Fade
- First edition
- Author: Robert Cormier
- Language: English
- Genre: Young adult fiction
- Publisher: Delacorte Press
- Publication date: 1988
- Publication place: United States
- Media type: Print
- Pages: 320
- ISBN: 0-385-73134-5
- OCLC: 57385491
- LC Class: MLCS 2006/43456

= Fade (novel) =

1988 novel by Robert Cormier

Fade is a 1988 young adult novel written by Robert Cormier.

==Plot==
In the summer of 1938, the young Paul Moreaux, who lives in a town outside of Boston called Monument, discovers he can "fade", becoming invisible. His family has had this ability generation after generation; it is somehow passed down from uncle to nephew.

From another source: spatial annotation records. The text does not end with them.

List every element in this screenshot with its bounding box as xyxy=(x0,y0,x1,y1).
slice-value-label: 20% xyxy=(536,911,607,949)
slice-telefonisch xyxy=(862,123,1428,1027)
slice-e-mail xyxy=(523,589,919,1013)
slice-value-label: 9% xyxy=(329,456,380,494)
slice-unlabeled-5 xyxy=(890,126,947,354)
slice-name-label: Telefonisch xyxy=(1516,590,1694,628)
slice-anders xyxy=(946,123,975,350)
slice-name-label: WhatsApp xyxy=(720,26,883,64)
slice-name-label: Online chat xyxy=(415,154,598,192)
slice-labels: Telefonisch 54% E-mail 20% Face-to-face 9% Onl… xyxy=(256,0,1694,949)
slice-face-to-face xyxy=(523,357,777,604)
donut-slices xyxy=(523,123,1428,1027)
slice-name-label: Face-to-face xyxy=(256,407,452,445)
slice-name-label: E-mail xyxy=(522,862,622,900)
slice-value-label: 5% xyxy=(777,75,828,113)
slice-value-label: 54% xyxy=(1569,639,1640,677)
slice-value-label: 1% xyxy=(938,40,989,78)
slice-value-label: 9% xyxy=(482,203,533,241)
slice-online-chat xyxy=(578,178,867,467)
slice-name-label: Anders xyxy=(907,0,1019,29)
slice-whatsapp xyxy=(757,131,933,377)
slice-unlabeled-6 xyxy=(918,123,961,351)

Bewildered and then thrilled with the possibilities of invisibility, Paul experiments with his "gift". He sees things that he should not witness. His power soon overloads him, shows him shocking secrets, pushes him over the edge, and drives him toward some chilling and horrible acts for which there is no forgiveness, no forgetting, and no turning back. Paul discovers how cruel, evil, and disgusting the world can be, and how the ability to fade becomes a nightmare.

==Reception==
Fades scenes of murder and incest have made it a frequent target of censors; the novel appears on the American Library Association list of the 100 Most Frequently Challenged Books of 1990–2000 at number 65.

==Film adaptation==

In January 2009, Darko Entertainment acquired the rights to the novel. The company will adapt and produce a film adaptation. The novel will be adapted by Adam Prince and the film will be produced by Richard Kelly, Sean McKittrick, Ted Hamm and Ilene Staple. As of August 2023, there has yet to be any additional information regarding the release of the film adaptation.